Lesson to be learned, especially by New York leaders: the metropolitan NYC (NJ/CT) area needs to be better prepared for the next epidemic. It has the population density, center of international travel, and cultural/economic/ethnic diversity (but so does Houston, which is a minority majority city-but nowhere near the health crisis of New York City with COVID-19).

It is possible that the next pandemic could come from outside New York City, but that would require an extremely more contagious infection (high R0). In addition to comparing COVID-19 to past influenza epidemics, we should restudy the measles outbreaks (measles far more contagious than coronavirus or influenza but there is greater herd immunity due to childhood vaccination).

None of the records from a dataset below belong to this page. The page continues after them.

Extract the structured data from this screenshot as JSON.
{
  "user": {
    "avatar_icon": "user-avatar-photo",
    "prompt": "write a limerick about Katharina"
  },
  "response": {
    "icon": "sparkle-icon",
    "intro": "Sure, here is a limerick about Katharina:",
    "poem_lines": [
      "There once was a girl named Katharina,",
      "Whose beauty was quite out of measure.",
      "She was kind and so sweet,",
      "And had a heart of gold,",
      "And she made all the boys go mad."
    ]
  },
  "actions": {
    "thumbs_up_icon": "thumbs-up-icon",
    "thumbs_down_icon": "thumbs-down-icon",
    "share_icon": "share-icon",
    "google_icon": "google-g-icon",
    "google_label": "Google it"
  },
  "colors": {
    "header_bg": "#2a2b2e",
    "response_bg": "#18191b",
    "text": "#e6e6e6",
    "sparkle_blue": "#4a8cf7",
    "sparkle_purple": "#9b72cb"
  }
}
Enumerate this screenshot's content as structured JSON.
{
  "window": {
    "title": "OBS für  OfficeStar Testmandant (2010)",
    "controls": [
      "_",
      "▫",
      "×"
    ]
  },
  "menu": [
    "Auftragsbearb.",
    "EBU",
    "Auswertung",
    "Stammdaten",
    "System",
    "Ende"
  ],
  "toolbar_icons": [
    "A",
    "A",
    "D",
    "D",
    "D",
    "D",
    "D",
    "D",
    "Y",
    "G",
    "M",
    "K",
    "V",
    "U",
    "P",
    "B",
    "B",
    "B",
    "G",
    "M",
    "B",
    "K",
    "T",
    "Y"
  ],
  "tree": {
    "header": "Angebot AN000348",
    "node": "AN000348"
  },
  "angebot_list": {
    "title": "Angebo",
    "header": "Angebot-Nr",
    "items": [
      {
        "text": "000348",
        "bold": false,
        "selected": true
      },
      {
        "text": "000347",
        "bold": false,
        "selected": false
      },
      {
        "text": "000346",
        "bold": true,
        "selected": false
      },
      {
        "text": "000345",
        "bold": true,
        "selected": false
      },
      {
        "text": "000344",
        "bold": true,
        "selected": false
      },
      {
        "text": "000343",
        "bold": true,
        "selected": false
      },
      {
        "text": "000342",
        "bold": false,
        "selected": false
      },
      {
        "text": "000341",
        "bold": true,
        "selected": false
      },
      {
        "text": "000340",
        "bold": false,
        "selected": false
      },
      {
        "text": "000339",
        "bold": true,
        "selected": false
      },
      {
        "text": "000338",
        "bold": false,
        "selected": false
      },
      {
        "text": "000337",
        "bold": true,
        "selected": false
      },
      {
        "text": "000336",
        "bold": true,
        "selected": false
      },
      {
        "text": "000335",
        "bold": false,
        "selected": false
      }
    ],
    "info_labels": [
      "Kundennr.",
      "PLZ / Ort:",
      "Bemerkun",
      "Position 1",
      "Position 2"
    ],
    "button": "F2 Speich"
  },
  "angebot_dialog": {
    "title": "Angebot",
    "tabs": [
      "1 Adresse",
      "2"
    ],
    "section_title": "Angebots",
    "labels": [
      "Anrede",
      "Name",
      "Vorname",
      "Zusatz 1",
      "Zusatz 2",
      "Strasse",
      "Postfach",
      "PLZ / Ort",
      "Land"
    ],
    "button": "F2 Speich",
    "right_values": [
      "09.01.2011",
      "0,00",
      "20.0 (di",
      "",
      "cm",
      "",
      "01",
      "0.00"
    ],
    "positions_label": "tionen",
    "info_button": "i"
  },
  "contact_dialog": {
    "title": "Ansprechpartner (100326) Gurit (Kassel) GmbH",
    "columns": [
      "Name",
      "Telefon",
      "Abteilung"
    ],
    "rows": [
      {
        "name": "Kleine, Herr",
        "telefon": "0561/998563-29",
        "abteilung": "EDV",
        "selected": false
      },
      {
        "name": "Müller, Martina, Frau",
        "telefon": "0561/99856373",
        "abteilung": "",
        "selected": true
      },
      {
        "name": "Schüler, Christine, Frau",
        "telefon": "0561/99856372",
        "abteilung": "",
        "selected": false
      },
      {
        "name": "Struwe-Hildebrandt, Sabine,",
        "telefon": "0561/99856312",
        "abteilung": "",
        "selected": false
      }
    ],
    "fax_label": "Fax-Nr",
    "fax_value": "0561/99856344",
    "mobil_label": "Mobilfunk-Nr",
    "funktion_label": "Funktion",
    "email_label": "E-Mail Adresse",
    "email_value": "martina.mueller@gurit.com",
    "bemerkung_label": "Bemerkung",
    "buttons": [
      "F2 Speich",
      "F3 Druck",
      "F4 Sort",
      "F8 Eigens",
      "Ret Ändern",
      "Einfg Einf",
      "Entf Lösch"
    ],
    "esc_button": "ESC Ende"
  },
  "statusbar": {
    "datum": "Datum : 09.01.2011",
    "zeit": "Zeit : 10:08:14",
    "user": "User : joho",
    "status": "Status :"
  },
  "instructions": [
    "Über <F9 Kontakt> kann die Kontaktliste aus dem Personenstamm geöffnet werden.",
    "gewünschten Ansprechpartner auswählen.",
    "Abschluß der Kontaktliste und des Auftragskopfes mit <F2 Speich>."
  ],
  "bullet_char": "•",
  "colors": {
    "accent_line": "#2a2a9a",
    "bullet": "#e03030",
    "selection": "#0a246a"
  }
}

Lesson to be learned by all: healthcare workers need to be considered high risk. For Ohio, 21 percent of confirmed cases were in healthcare workers.

One needs to ask why the models were so off. One way is for models to be explained more explicitly. What assumptions were used? Where did the data come from? What are the confidence intervals? If models are going to affect 325,000,000 Americans then it is incumbent upon the modelers to provide explicit details so that other scientists can verify or repudiate or revise the models.

Lesson to be learned by all: All models are wrong, but some are useful.

Either one is dead or alive (none of the Schrodinger’s cat business). Either one is employed or not….Lesson to be learned not soon enough: economic and mental health concerns need to be factored into public health policy. This is not just an infectious disease pandemic.

Keep calm. Wash your hands. Avoid sick people. Avoid physical contact with high risk people. Get rest. Eat well. Keep hydrated. Take zinc. Wear a mask. Support your local businesses. Thank a healthcare worker. Be kind.

I wish a Happy and Healthy Easter to my friends at this surreal time.